An example could be last year’s adjudication against BrewDog, whose website was censured for using indecent language: the brewer responded in somewhat impolite terms that it would disregard the ruling (“they called us motherfuckers”, Parker recalls). In the end the offensive words were removed and not reinstated, but Parker admits that if laws are not broken, no-one can force a change to a company’s website.

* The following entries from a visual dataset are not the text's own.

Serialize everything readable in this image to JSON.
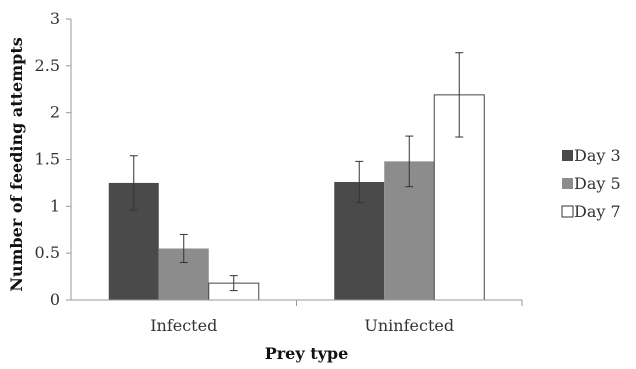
{
  "chart_data": {
    "type": "bar",
    "title": "",
    "xlabel": "Prey type",
    "ylabel": "Number of feeding attempts",
    "categories": [
      "Infected",
      "Uninfected"
    ],
    "ylim": [
      0,
      3
    ],
    "yticks": [
      "0",
      "0.5",
      "1",
      "1.5",
      "2",
      "2.5",
      "3"
    ],
    "grid": false,
    "legend_position": "right",
    "series": [
      {
        "name": "Day 3",
        "color": "#4a4a4a",
        "values": [
          1.25,
          1.26
        ],
        "errors": [
          0.29,
          0.22
        ]
      },
      {
        "name": "Day 5",
        "color": "#8c8c8c",
        "values": [
          0.55,
          1.48
        ],
        "errors": [
          0.15,
          0.27
        ]
      },
      {
        "name": "Day 7",
        "color": "#ffffff",
        "values": [
          0.18,
          2.19
        ],
        "errors": [
          0.08,
          0.45
        ]
      }
    ]
  }
}
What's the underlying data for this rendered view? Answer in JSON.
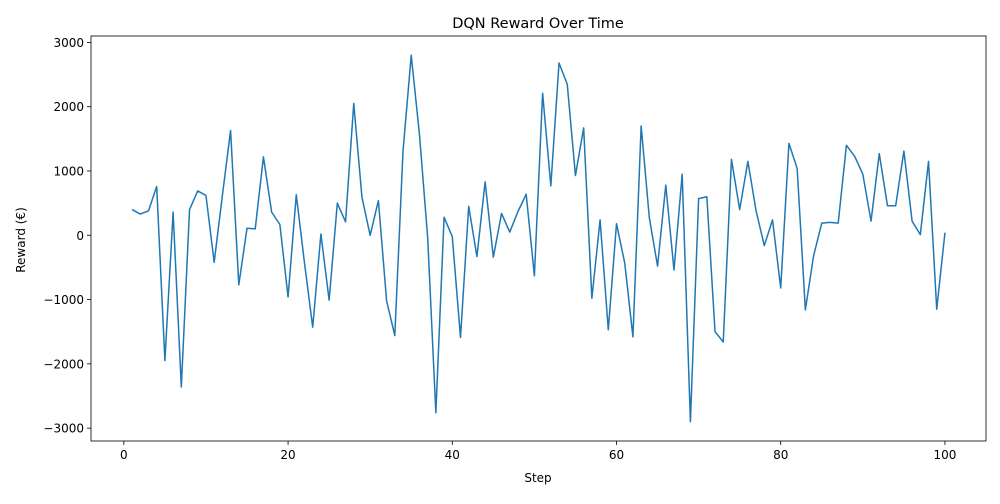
{
  "chart_data": {
    "type": "line",
    "title": "DQN Reward Over Time",
    "xlabel": "Step",
    "ylabel": "Reward (€)",
    "xlim": [
      -4,
      105
    ],
    "ylim": [
      -3200,
      3100
    ],
    "xticks": [
      0,
      20,
      40,
      60,
      80,
      100
    ],
    "yticks": [
      -3000,
      -2000,
      -1000,
      0,
      1000,
      2000,
      3000
    ],
    "grid": false,
    "line_color": "#1f77b4",
    "series": [
      {
        "x": [
          1,
          2,
          3,
          4,
          5,
          6,
          7,
          8,
          9,
          10,
          11,
          12,
          13,
          14,
          15,
          16,
          17,
          18,
          19,
          20,
          21,
          22,
          23,
          24,
          25,
          26,
          27,
          28,
          29,
          30,
          31,
          32,
          33,
          34,
          35,
          36,
          37,
          38,
          39,
          40,
          41,
          42,
          43,
          44,
          45,
          46,
          47,
          48,
          49,
          50,
          51,
          52,
          53,
          54,
          55,
          56,
          57,
          58,
          59,
          60,
          61,
          62,
          63,
          64,
          65,
          66,
          67,
          68,
          69,
          70,
          71,
          72,
          73,
          74,
          75,
          76,
          77,
          78,
          79,
          80,
          81,
          82,
          83,
          84,
          85,
          86,
          87,
          88,
          89,
          90,
          91,
          92,
          93,
          94,
          95,
          96,
          97,
          98,
          99,
          100
        ],
        "values": [
          400,
          330,
          380,
          760,
          -1950,
          360,
          -2360,
          400,
          690,
          620,
          -420,
          620,
          1630,
          -770,
          110,
          100,
          1220,
          360,
          170,
          -960,
          630,
          -430,
          -1430,
          20,
          -1010,
          500,
          210,
          2050,
          590,
          0,
          540,
          -1020,
          -1560,
          1310,
          2800,
          1570,
          -30,
          -2760,
          280,
          -20,
          -1590,
          450,
          -330,
          830,
          -340,
          340,
          50,
          370,
          640,
          -630,
          2210,
          770,
          2680,
          2350,
          930,
          1670,
          -980,
          240,
          -1470,
          180,
          -430,
          -1580,
          1700,
          270,
          -480,
          780,
          -540,
          950,
          -2900,
          570,
          600,
          -1500,
          -1660,
          1180,
          400,
          1150,
          380,
          -160,
          240,
          -820,
          1430,
          1040,
          -1160,
          -320,
          190,
          200,
          190,
          1400,
          1230,
          950,
          220,
          1270,
          460,
          460,
          1310,
          220,
          10,
          1150,
          -1150,
          40
        ]
      }
    ]
  }
}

In such a case, he argues, the ASA must be honest and recognise that the best course of action would be not “feeding the troll” further by providing the adversarial publicity the advertiser craves. But he adds: “There are not many BrewDogs. The vast majority of companies fight like tigers to avoid that.
What marketers should know: the ASA’s new five-point strategy
The ASA aims to be an authority on advertising, especially as it relates to issues of public concern, listening to calls for changes in regulation and assessing evidence beyond its own case history.
It will offer advice and training to advertisers on contentious areas of the code or emerging advertising techniques – even if there hasn’t been a previous ASA ruling to set a precedent.
The body will focus time and resources on priorities such as advertising to children and the financially vulnerable, as well as public health. It won’t seek to extend its remit further and will spend less time on less significant cases.
The ASA won’t wait to receive complaints if it identifies problem areas of advertising. It will proactively seek evidence, including through its own consumer research, and take action when it sees the need.
The ASA will run above-the-line advertising in donated space, to raise awareness of what it does so consumers and politicians know how they can engage with it.